I know that with a histogram shadow detail is on the left side of the scale and that highlight detail is on the right. I also understand that you are looking for a nice "bell curve" type display (no loss of details in the shadows, no clipping/blown out highlights). Is that all there really is too it? Or, is there more to it than that? I feel as this is an overly simplified explanation of the histogram; but, is it really THAT simple?

I've also noticed that when shooting on black or white drops this sways the grid on the histogram in my camera one way or another (depending on the color of the drop) ... when shooting on drops should I put more emphasis on my flash meter and the exposure I am getting from that and kinda disregard the histogram ...
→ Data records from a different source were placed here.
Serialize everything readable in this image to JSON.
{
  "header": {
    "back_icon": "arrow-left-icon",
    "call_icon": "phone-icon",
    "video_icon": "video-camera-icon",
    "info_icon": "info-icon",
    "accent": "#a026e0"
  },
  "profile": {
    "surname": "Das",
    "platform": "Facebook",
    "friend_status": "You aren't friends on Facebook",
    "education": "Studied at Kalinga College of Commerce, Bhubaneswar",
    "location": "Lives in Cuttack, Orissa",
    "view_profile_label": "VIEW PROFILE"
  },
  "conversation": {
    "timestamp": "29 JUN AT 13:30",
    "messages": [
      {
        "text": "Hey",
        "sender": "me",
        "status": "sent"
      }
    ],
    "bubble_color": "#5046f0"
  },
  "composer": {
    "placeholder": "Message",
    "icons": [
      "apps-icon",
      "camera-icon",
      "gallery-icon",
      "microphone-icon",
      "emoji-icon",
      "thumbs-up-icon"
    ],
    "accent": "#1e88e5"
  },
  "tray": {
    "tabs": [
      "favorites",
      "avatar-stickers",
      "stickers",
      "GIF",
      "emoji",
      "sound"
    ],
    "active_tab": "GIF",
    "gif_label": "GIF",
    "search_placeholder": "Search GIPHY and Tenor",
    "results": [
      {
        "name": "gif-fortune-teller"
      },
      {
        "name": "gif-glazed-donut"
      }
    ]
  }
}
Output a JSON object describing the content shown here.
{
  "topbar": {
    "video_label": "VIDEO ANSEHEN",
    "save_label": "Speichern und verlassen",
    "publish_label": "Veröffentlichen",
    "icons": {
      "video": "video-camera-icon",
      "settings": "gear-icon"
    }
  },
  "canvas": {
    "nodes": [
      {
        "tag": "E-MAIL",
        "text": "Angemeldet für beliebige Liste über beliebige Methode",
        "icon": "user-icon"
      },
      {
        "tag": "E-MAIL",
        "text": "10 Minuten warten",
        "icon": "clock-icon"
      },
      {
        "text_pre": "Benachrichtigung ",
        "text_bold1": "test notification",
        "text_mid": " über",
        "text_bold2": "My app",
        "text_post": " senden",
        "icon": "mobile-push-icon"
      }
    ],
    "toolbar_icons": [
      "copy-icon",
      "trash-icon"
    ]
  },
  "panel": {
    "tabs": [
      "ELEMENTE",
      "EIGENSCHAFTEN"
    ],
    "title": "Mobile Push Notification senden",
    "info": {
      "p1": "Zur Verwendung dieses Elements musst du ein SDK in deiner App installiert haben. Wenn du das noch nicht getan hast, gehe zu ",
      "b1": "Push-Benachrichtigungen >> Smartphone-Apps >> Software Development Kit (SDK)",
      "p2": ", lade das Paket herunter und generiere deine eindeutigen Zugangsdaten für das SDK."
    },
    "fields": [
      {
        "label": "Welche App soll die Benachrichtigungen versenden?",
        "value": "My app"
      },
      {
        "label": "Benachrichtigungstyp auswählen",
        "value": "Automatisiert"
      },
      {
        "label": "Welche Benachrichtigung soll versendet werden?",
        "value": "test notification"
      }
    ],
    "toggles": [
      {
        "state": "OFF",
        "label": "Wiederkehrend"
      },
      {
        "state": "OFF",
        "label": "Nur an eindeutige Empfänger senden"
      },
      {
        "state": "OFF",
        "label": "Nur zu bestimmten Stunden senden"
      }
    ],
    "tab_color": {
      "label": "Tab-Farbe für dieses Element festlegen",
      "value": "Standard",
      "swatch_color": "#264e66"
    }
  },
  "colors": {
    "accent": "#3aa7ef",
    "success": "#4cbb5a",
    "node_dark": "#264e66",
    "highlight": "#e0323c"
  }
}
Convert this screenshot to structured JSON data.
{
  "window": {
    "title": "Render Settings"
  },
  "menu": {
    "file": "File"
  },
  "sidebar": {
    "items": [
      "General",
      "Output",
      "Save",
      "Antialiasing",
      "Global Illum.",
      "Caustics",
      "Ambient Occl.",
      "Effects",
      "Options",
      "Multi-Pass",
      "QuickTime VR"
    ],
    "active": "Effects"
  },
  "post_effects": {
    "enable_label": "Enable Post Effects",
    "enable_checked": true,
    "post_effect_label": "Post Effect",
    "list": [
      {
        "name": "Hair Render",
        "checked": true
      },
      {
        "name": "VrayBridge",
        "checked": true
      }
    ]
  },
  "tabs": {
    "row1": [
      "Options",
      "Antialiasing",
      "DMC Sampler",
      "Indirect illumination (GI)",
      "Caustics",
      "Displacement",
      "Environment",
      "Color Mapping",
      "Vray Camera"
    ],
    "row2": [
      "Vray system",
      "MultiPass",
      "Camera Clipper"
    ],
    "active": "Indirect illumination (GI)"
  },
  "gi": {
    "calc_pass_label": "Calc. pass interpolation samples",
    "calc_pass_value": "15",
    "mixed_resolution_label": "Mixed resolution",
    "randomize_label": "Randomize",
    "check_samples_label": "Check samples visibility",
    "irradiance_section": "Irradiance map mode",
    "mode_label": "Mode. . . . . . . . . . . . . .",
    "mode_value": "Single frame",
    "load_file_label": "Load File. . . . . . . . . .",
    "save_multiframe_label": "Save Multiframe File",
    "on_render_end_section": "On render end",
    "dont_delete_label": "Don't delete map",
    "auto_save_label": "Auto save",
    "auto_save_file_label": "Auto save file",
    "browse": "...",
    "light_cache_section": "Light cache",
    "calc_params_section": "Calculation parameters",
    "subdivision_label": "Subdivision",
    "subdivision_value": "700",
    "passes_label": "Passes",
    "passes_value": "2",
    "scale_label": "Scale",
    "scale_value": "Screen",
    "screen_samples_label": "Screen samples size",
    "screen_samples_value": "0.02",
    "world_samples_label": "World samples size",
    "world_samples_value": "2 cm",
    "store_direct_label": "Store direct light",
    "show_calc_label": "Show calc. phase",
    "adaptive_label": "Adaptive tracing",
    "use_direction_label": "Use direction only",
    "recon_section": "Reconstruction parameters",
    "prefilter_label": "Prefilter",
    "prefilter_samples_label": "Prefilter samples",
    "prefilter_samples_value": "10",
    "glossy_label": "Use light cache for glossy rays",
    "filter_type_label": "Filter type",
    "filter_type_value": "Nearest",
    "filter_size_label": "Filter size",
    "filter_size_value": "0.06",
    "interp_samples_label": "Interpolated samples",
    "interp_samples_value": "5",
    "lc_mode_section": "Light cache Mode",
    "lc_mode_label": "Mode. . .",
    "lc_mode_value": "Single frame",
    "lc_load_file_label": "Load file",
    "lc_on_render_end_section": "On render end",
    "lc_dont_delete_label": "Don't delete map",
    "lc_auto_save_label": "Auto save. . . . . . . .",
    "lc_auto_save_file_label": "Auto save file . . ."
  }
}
I'm a little confused - I THINK ... can someone set me straight on this; or, am I completely ok with my understanding and just think I am confused - which is always quite possible. :lol:
 
I think an entire book could be written about the histogram. It gives you so much information about a scene. As you've already stated, one of the most obvious uses is ensuring you're not clipping shadows or highlights. The supposed perfect bell curve histogram is largely a myth. From a purely technical standpoint, a bell curve will roguhly estimate an average of 18% gray through your scene. The problem is, this isn't always what you want.

I'm not very good at explaining things, but here is a good place to look for information on the histogram. The author does a pretty good job explaining it, what it tells you and what it doesn't tell you. One thing you have to understand is, there's no way to tell if an image is properly exposed just by looking at the histogram. It can give you some information not readily available just by looking at the image, but it's fairly useless without the image to look at.
 
I think you have the right idea....except that you don't always want a nice even bell curve. For example...as you mentioned with white or black backdrops, your histogram will most likely be skewed to the left or right...and that's OK because it likely means that your background is dark/bright.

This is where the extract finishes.